La morale de l'histoire moque l'esprit de clocher d'un petit village bigot sous la coupe de son bourgmestre qui va être confronté à l'arrivée de vagabonds : d'abord l'héroïne et sa fille qui ouvre une chocolaterie et ensuite des gens du voyage domicilié sur une péniche. Même si quelques personnes fraternisent avec les nouveaux arrivants, le chocolat et la bonne humeur aidant, le reste du village commence à boycotter ces marginaux et pécheurs de surcroît puisque dans ce monde fantasmé, le chocolat est toujours considéré comme pas très catholique. La chocolatière (Juliette Binoche) et le tsigane (Johnny Depp) vont alors mettre toute leur énergie en œuvre pour s'intégrer au village, mais le conservatisme a la vie dure.
La portée du message du film se trouve aussi renforcée par sa forme. De nombreux thèmes sont abordés dans l'histoire, comme le conflit sédentaire/nomade, le fanatisme opportuniste de quelques religieux pratiquants, les malentendus intergénérationnels, l'alcool et les femmes battues. Mais la bien-pensance moralisatrice est savemment évitée puisque le film ne se prend, dans sa forme, pas au sérieux. Le fond, lui, est de fait universel et proche de problématiques bien réelles (la place des roms dans la société, la question de la laïcité...) et laisse le spectateur en tirer ses propres conclusions.

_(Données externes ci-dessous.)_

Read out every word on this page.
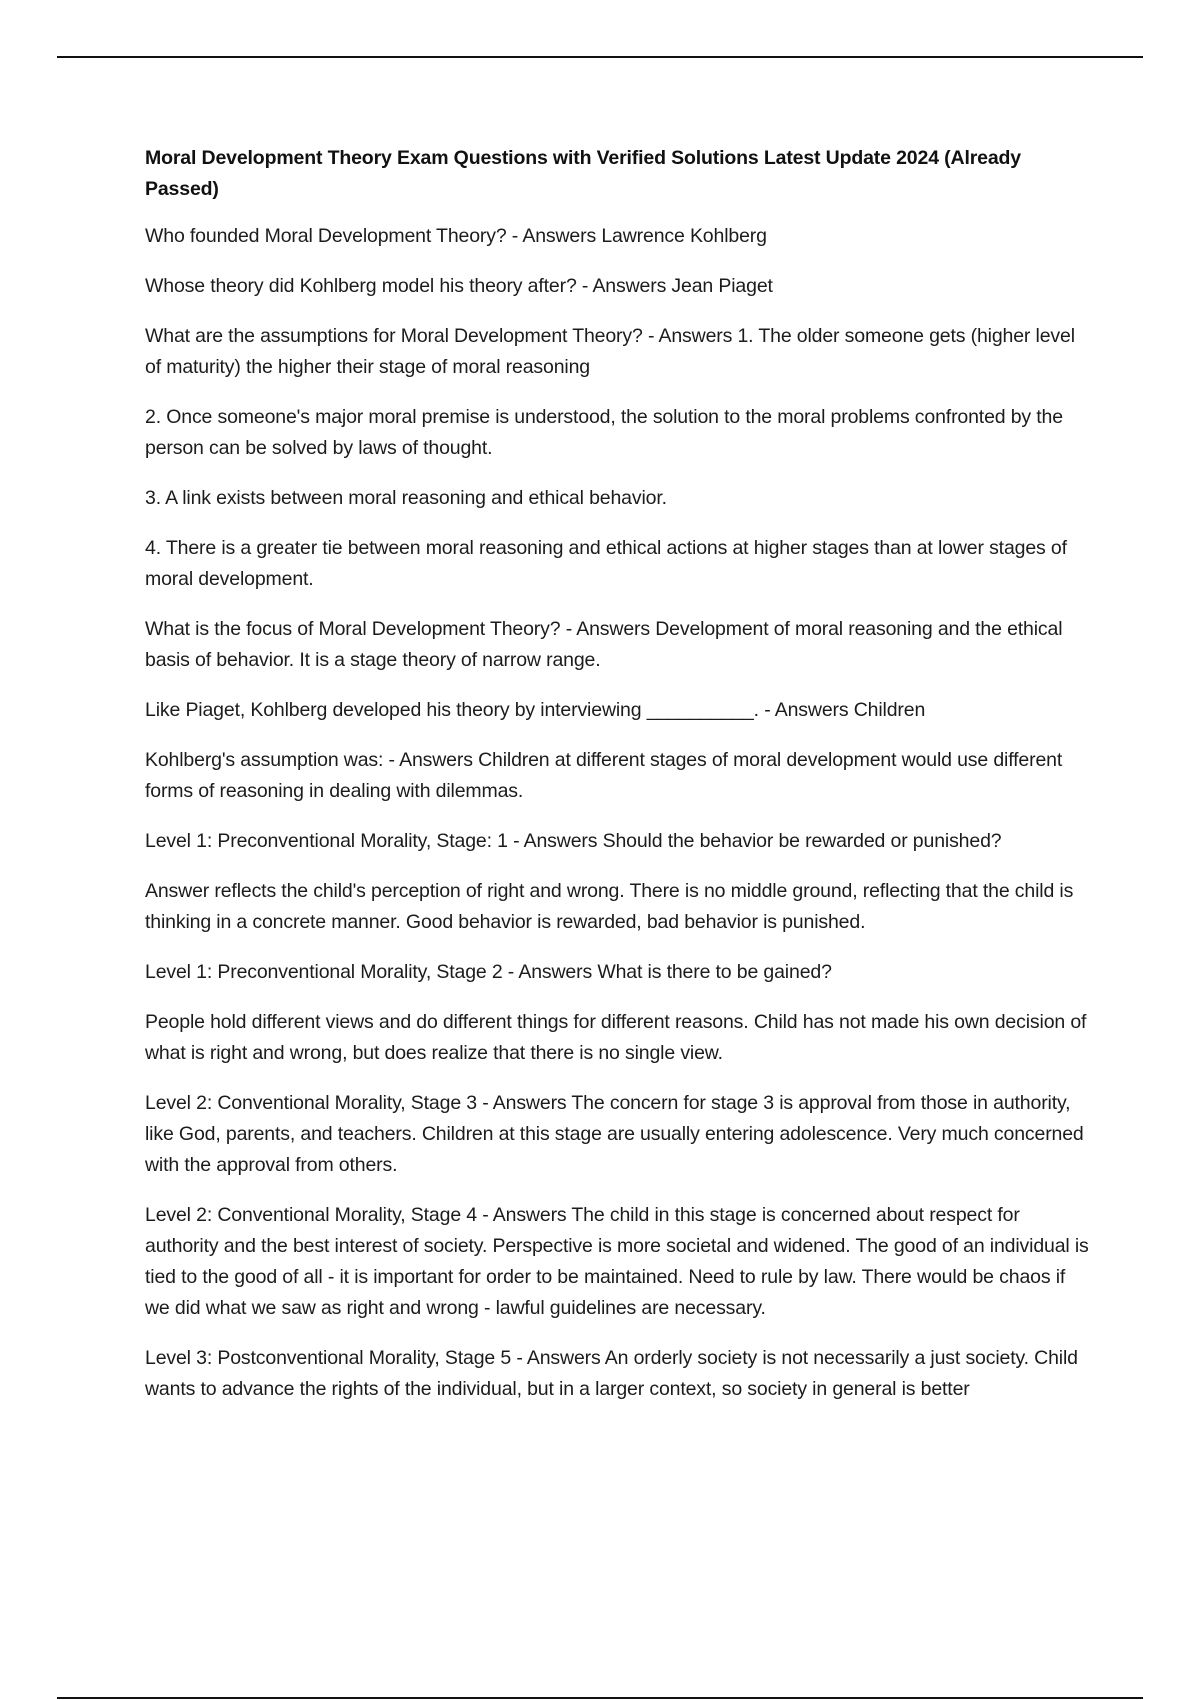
Moral Development Theory Exam Questions with Verified Solutions Latest Update 2024 (Already Passed)

Who founded Moral Development Theory? - Answers Lawrence Kohlberg

Whose theory did Kohlberg model his theory after? - Answers Jean Piaget

What are the assumptions for Moral Development Theory? - Answers 1. The older someone gets (higher level of maturity) the higher their stage of moral reasoning

2. Once someone's major moral premise is understood, the solution to the moral problems confronted by the person can be solved by laws of thought.

3. A link exists between moral reasoning and ethical behavior.

4. There is a greater tie between moral reasoning and ethical actions at higher stages than at lower stages of moral development.

What is the focus of Moral Development Theory? - Answers Development of moral reasoning and the ethical basis of behavior. It is a stage theory of narrow range.

Like Piaget, Kohlberg developed his theory by interviewing __________. - Answers Children

Kohlberg's assumption was: - Answers Children at different stages of moral development would use different forms of reasoning in dealing with dilemmas.

Level 1: Preconventional Morality, Stage: 1 - Answers Should the behavior be rewarded or punished?

Answer reflects the child's perception of right and wrong. There is no middle ground, reflecting that the child is thinking in a concrete manner. Good behavior is rewarded, bad behavior is punished.

Level 1: Preconventional Morality, Stage 2 - Answers What is there to be gained?

People hold different views and do different things for different reasons. Child has not made his own decision of what is right and wrong, but does realize that there is no single view.

Level 2: Conventional Morality, Stage 3 - Answers The concern for stage 3 is approval from those in authority, like God, parents, and teachers. Children at this stage are usually entering adolescence. Very much concerned with the approval from others.

Level 2: Conventional Morality, Stage 4 - Answers The child in this stage is concerned about respect for authority and the best interest of society. Perspective is more societal and widened. The good of an individual is tied to the good of all - it is important for order to be maintained. Need to rule by law. There would be chaos if we did what we saw as right and wrong - lawful guidelines are necessary.

Level 3: Postconventional Morality, Stage 5 - Answers An orderly society is not necessarily a just society. Child wants to advance the rights of the individual, but in a larger context, so society in general is better
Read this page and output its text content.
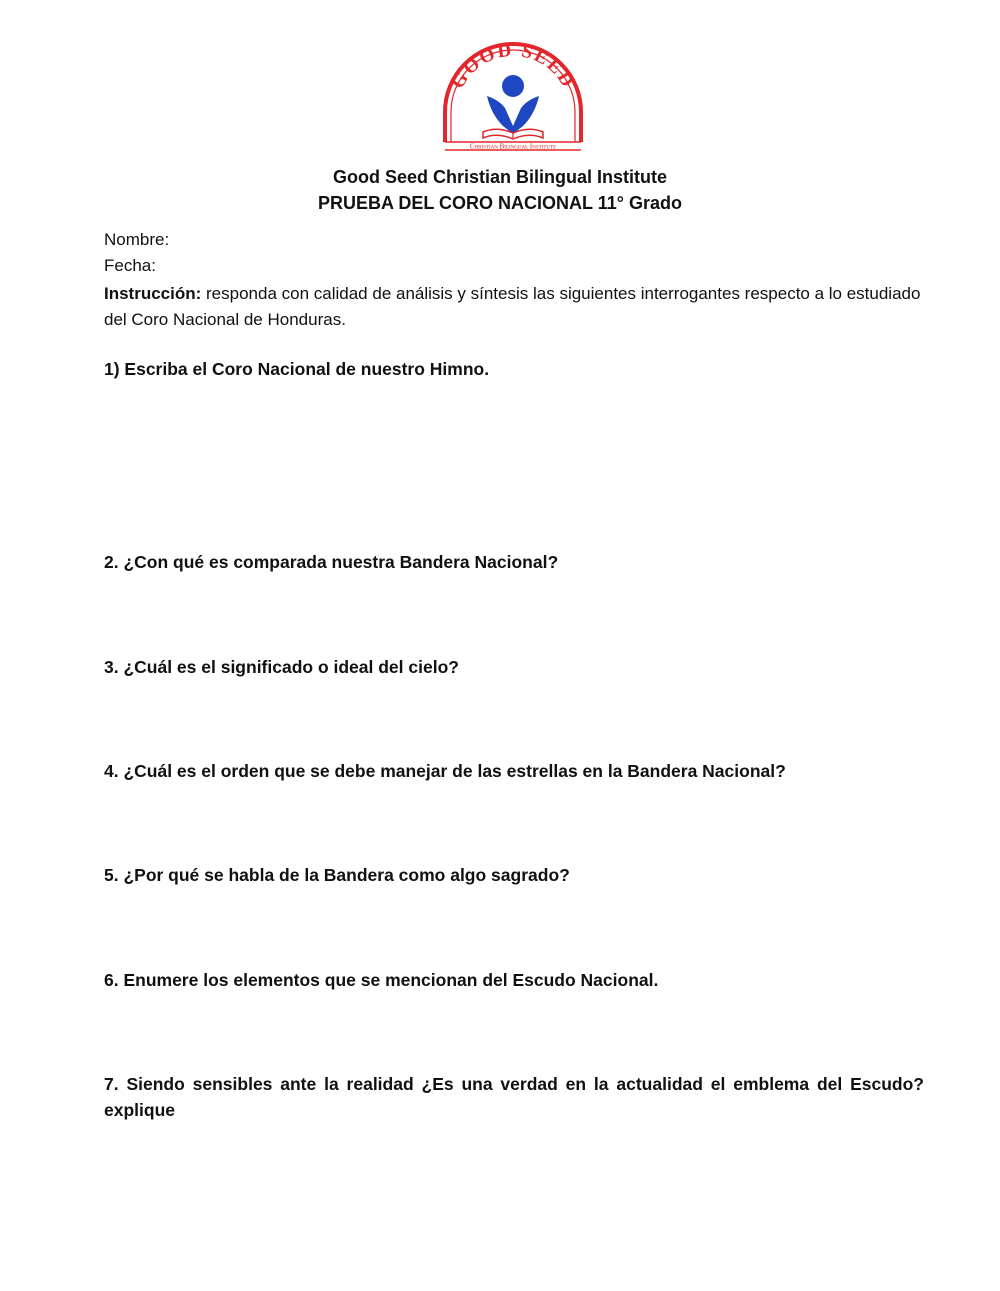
GOOD SEED
Christian Bilingual Institute
Good Seed Christian Bilingual Institute
PRUEBA DEL CORO NACIONAL 11° Grado
Nombre:
Fecha:
Instrucción: responda con calidad de análisis y síntesis las siguientes interrogantes respecto a lo estudiado del Coro Nacional de Honduras.
1) Escriba el Coro Nacional de nuestro Himno.
2. ¿Con qué es comparada nuestra Bandera Nacional?
3. ¿Cuál es el significado o ideal del cielo?
4. ¿Cuál es el orden que se debe manejar de las estrellas en la Bandera Nacional?
5. ¿Por qué se habla de la Bandera como algo sagrado?
6. Enumere los elementos que se mencionan del Escudo Nacional.
7. Siendo sensibles ante la realidad ¿Es una verdad en la actualidad el emblema del Escudo? explique
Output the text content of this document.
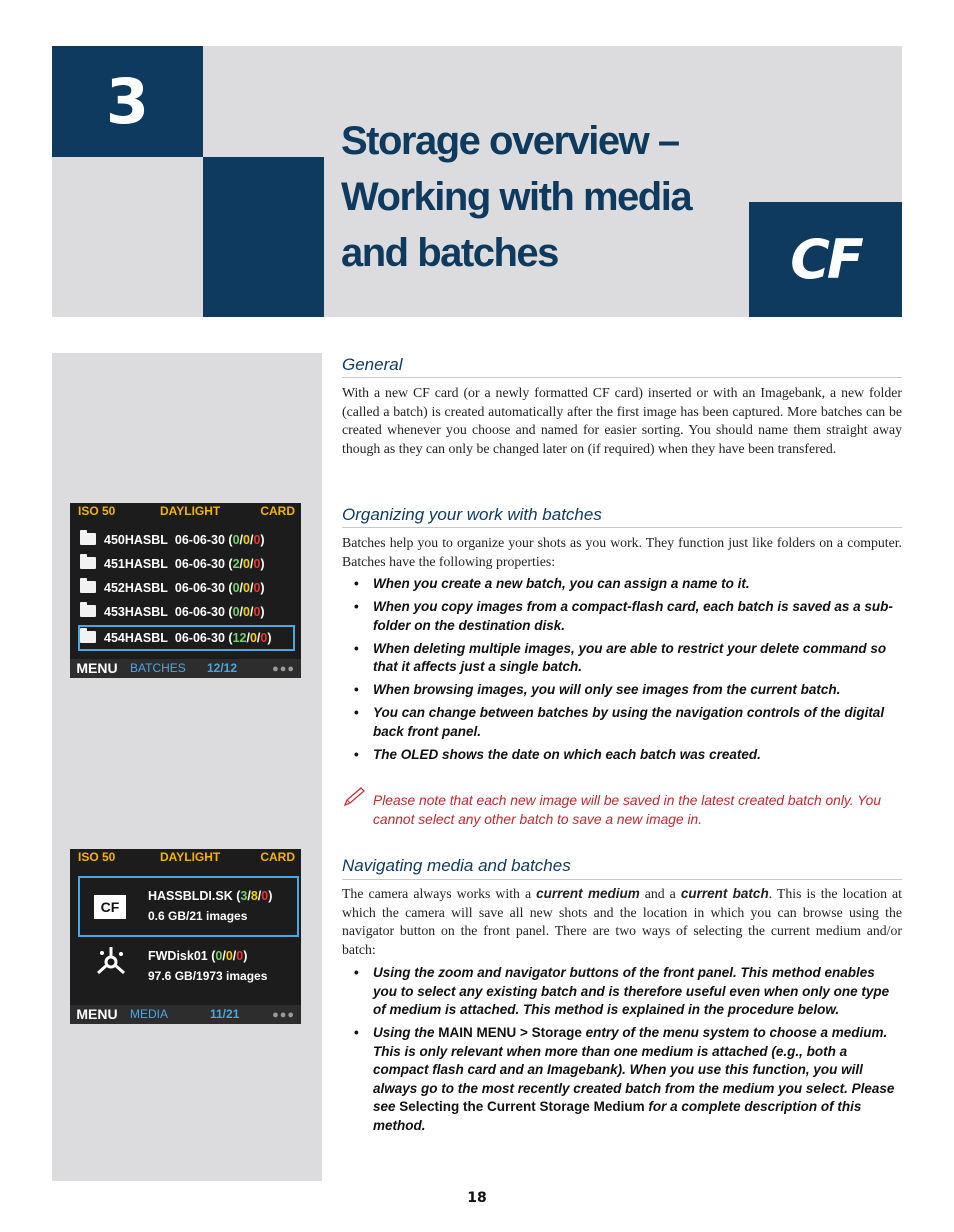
3
CF
Storage overview –
Working with media
and batches
ISO 50	DAYLIGHT	CARD
450HASBL 06-06-30 (0/0/0)
451HASBL 06-06-30 (2/0/0)
452HASBL 06-06-30 (0/0/0)
453HASBL 06-06-30 (0/0/0)
454HASBL 06-06-30 (12/0/0)
MENU	BATCHES 12/12	●●●
ISO 50	DAYLIGHT	CARD
CF
HASSBLDI.SK (3/8/0)
0.6 GB/21 images
FWDisk01 (0/0/0)
97.6 GB/1973 images
MENU	MEDIA	11/21	●●●
General
With a new CF card (or a newly formatted CF card) inserted or with an Imagebank, a new folder (called a batch) is created automatically after the first image has been captured. More batches can be created whenever you choose and named for easier sorting. You should name them straight away though as they can only be changed later on (if required) when they have been transfered.
Organizing your work with batches
Batches help you to organize your shots as you work. They function just like folders on a computer. Batches have the following properties:
• When you create a new batch, you can assign a name to it.
• When you copy images from a compact-flash card, each batch is saved as a sub-folder on the destination disk.
• When deleting multiple images, you are able to restrict your delete command so that it affects just a single batch.
• When browsing images, you will only see images from the current batch.
• You can change between batches by using the navigation controls of the digital back front panel.
• The OLED shows the date on which each batch was created.
Please note that each new image will be saved in the latest created batch only. You cannot select any other batch to save a new image in.
Navigating media and batches
The camera always works with a current medium and a current batch. This is the location at which the camera will save all new shots and the location in which you can browse using the navigator button on the front panel. There are two ways of selecting the current medium and/or batch:
• Using the zoom and navigator buttons of the front panel. This method enables you to select any existing batch and is therefore useful even when only one type of medium is attached. This method is explained in the procedure below.
• Using the MAIN MENU > Storage entry of the menu system to choose a medium. This is only relevant when more than one medium is attached (e.g., both a compact flash card and an Imagebank). When you use this function, you will always go to the most recently created batch from the medium you select. Please see Selecting the Current Storage Medium for a complete description of this method.
18
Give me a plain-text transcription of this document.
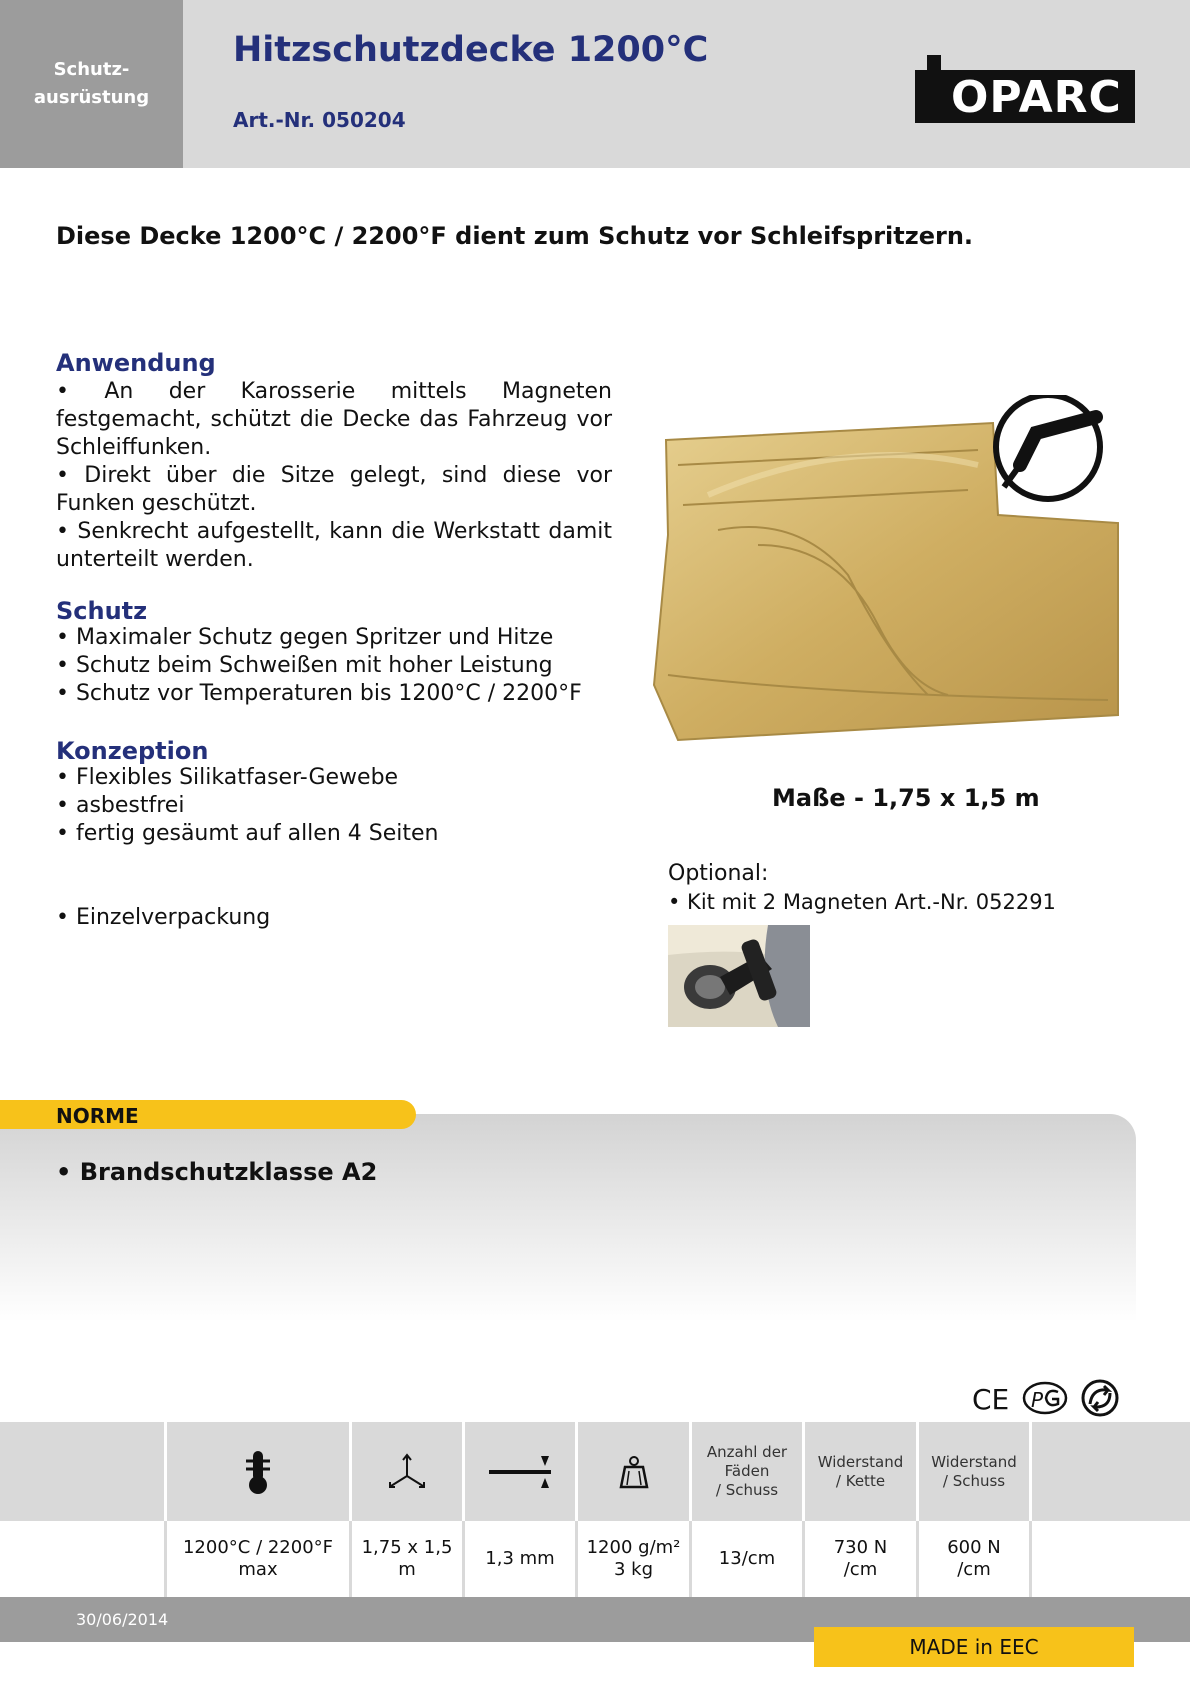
Schutz-
ausrüstung
Hitzschutzdecke 1200°C
Art.-Nr. 050204	OPARC
Diese Decke 1200°C / 2200°F dient zum Schutz vor Schleifspritzern.
Anwendung
• An der Karosserie mittels Magneten festgemacht, schützt die Decke das Fahrzeug vor Schleiffunken.
• Direkt über die Sitze gelegt, sind diese vor Funken geschützt.
• Senkrecht aufgestellt, kann die Werkstatt damit unterteilt werden.
Schutz
• Maximaler Schutz gegen Spritzer und Hitze
• Schutz beim Schweißen mit hoher Leistung
• Schutz vor Temperaturen bis 1200°C / 2200°F
Konzeption
• Flexibles Silikatfaser-Gewebe
• asbestfrei
• fertig gesäumt auf allen 4 Seiten
• Einzelverpackung
Maße - 1,75 x 1,5 m
Optional:
• Kit mit 2 Magneten Art.-Nr. 052291
NORME
• Brandschutzklasse A2
CE P
Anzahl der
Fäden
/ Schuss
Widerstand
/ Kette
Widerstand
/ Schuss
1200°C / 2200°F
max
1,75 x 1,5 m
1,3 mm
1200 g/m²
3 kg
13/cm
730 N
/cm
600 N
/cm
30/06/2014
MADE in EEC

Enfin, ne pas oublier l'inévitable histoire d'amour toute mimi entre Binoche et Depp, qui en fera craquer quelques-uns. Les autres protagonistes de cette ballade champêtre, dont certains avec des physiques bien choisis, sont tous meilleurs les uns que les autres. Il y a tout de même quelques mauvaises notes, comme la musique répétitive, mais ce qui vous fera soit adorer soit détester ce film est votre tolérance quant à sa niaiserie assumée... et sucrée.